Do que se trata é olhar para o futuro e dar força ao sistema financeiro".

 Relativamente à polémica da Caixa Geral de Depósitos, que tem tido inúmeros episódios entre os partidos no Parlamento, o Chefe de Estado recusou pronunciar-se sobre o que se passa na Assembleia da República.

 "Uma coisa é certa: o Parlamento é eleito pelos portugueses, é um órgão de soberania fundamental para a nossa democracia e, portanto, o Presidente da República permanentemente está preocupado em prestigiar, respeitar e valorizar o Parlamento", disse apenas.

 Também sobre uma eventual visita do primeiro-ministro a Angola, Marcelo Rebelo de Sousa manteve a tónica de não responder às perguntas dos jornalistas: "também não tenho nada a comentar sobre as especulações sobre essa matéria".

 "Neste momento não faz sentido estar a fazer especulações sobre essa matéria. Não me vou pronunciar sobre isso, visitas internacionais. Eu naturalmente conheço as visitas de Estado, do Presidente da República, os convites a chefes de Estado. São realidades que são tratadas de uma maneira discreta e não é na praça pública", disse apenas.

 

* Marcelo considera ensino profissional “fundamental para o desenvolvimento do país”

 

 O Presidente da República, Marcelo Rebelo de Sousa, considerou o ensino profissional "fundamental para o desenvolvimento do país", destacando não só a componente pública, mas também a privada na valorização deste domínio.
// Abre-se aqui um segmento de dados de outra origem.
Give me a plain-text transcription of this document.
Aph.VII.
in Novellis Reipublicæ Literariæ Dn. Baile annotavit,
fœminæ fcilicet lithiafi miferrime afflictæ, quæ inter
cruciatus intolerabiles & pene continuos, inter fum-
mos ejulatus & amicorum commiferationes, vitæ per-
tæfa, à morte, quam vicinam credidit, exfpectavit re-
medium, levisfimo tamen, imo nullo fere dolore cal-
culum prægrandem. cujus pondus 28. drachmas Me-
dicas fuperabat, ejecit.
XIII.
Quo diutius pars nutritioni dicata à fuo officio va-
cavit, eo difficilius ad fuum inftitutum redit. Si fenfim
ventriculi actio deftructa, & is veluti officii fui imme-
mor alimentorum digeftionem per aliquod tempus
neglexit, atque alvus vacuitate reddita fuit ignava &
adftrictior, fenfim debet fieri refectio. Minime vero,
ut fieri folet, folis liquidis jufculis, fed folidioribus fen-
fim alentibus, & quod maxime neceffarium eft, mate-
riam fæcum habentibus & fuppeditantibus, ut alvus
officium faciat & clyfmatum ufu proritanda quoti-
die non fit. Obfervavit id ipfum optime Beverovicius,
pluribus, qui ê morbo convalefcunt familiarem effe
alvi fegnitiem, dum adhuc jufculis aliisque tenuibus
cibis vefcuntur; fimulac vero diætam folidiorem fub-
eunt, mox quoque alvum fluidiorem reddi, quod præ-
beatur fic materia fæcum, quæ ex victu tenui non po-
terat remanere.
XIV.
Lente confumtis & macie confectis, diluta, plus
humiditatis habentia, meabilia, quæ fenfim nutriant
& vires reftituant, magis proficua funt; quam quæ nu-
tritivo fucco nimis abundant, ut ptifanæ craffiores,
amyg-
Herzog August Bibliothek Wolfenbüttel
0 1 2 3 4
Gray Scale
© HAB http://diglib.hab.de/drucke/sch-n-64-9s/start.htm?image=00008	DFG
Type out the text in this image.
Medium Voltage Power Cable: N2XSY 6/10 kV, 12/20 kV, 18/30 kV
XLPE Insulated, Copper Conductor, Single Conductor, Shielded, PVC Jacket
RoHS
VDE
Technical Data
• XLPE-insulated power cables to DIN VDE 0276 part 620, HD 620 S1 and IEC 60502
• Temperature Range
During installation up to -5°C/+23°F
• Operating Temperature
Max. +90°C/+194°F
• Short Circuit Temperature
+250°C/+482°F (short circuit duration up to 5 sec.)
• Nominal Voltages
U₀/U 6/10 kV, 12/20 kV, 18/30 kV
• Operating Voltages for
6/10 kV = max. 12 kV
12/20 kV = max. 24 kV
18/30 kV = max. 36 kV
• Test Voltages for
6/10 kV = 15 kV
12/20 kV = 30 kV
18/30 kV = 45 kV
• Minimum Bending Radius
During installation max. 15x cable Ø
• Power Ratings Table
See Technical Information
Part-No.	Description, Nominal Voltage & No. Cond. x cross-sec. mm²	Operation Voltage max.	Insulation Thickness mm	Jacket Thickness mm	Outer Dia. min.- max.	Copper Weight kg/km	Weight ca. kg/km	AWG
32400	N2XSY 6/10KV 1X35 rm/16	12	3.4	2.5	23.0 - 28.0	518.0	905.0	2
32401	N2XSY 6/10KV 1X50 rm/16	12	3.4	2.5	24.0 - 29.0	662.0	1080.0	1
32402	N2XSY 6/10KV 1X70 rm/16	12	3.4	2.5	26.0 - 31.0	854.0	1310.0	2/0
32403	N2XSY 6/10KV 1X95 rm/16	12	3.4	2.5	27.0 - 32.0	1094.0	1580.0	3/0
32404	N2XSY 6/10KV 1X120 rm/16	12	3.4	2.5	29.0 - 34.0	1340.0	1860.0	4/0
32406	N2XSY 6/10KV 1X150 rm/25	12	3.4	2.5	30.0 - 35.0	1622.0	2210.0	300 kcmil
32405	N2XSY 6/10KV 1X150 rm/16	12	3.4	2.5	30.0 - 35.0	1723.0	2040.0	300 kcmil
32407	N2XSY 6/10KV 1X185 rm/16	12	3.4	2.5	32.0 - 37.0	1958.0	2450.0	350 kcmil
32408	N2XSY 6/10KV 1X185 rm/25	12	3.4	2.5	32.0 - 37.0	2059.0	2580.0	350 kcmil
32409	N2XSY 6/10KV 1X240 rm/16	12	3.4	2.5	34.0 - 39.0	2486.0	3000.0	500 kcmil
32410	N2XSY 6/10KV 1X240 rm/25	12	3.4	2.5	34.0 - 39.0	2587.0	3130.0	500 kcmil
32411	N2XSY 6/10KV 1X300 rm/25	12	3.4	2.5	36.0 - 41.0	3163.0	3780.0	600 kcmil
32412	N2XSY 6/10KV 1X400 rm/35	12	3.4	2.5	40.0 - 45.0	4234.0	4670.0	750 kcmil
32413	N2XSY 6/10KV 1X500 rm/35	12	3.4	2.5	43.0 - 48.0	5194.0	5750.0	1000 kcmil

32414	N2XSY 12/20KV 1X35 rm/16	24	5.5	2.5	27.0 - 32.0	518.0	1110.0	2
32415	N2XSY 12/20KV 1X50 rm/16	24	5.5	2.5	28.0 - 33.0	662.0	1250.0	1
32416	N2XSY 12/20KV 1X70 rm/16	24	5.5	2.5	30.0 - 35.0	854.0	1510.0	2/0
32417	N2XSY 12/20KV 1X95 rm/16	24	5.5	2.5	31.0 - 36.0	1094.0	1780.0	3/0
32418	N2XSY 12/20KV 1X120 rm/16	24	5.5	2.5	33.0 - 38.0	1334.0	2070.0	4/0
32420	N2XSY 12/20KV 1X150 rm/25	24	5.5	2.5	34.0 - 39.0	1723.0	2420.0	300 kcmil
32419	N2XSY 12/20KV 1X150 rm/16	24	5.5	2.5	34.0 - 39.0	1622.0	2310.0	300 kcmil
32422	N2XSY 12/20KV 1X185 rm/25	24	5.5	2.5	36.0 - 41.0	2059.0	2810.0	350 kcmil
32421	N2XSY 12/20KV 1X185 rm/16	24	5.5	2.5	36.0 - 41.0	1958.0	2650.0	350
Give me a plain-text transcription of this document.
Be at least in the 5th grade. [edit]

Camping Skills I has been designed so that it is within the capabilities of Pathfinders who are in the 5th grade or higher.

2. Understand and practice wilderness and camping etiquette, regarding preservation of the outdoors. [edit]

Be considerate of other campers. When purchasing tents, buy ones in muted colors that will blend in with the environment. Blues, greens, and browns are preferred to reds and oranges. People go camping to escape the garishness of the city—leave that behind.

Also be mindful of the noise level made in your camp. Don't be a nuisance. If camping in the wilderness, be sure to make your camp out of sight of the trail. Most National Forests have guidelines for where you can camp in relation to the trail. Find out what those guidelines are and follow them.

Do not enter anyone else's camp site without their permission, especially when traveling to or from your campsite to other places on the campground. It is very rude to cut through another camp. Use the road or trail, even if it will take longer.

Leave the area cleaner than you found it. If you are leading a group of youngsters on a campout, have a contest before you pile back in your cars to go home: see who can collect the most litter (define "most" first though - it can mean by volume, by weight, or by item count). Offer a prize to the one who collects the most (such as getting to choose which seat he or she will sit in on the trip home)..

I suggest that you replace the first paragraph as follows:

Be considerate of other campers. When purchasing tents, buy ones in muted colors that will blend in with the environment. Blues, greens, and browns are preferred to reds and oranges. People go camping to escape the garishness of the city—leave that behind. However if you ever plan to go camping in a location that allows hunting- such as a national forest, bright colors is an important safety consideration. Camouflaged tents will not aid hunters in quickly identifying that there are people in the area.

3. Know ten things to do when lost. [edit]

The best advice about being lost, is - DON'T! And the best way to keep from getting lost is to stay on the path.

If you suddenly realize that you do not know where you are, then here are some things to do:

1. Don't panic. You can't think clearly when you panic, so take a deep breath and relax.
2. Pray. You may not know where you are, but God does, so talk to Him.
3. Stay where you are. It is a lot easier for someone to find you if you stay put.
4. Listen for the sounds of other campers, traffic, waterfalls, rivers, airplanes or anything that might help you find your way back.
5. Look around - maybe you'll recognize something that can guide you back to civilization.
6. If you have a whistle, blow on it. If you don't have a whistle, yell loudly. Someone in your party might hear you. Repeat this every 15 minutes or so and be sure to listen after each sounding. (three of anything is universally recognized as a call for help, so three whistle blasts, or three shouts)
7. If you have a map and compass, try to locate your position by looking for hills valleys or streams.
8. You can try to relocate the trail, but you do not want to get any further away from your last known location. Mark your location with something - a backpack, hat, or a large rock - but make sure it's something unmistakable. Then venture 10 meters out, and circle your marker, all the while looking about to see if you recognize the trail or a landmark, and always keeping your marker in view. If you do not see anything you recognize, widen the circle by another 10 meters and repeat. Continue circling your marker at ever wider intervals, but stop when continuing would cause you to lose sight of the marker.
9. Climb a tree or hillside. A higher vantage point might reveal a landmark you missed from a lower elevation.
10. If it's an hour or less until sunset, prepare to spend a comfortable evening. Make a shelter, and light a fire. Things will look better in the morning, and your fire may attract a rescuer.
 Marcelo Rebelo de Sousa dedicou a manhã e o almoço de sexta-feira a uma demorada visita à Escola Técnica Profissional da Moita, no distrito de Setúbal, tendo sido acompanhado de perto pelo ministro da Educação, Tiago Brandão Rodrigues.

 "É um bom exemplo a vários títulos. Primeiro, porque é ensino profissional em várias áreas, fundamental para o desenvolvimento do país. Passamos a vida a falar da qualificação de recursos humanos", destacou em declarações aos jornalistas.

 O Presidente da República evidenciou que este é um exemplo de uma escola privada, considerando que o ministro da Educação esteve presente "para mostrar a importância da escola privada também no domínio profissional".

 "Isso é bom porque é um cruzamento que existe também em relação ao ensino público profissional, mas aqui em relação ao ensino privado profissional. Como é que o ensino privado pode valorizar a componente profissional a pensar no desenvolvimento do país", disse.

 Marcelo Rebelo de Sousa começou a manhã no Colégio Corte Real, que está localizado nas instalações da escola, onde foi recebido pelos mais pequenos, visivelmente entusiasmados com a visita do Chefe do Estado.

 O Presidente da República recebeu desenhos, ouviu músicas tocadas por flautas, tirou inúmeras fotografias e até ajudou na hora de dar a sopa, sentando-se nas pequenas cadeiras para despachar vá-rias colheradas de diferentes alunos.

 Depois, já na escola técnica profissional, Marcelo observou de perto a demonstração de alunas do curso de técnico auxiliar de saúde e não perdeu a oportunidade para mandar uma tirada política: "até o doente aqui vira para a esquerda. Só me acontece isto ao longo do último ano, virar sempre à esquerda".

 O Chefe de Estado terminou a visita às instalações com um almoço servido pelos alunos.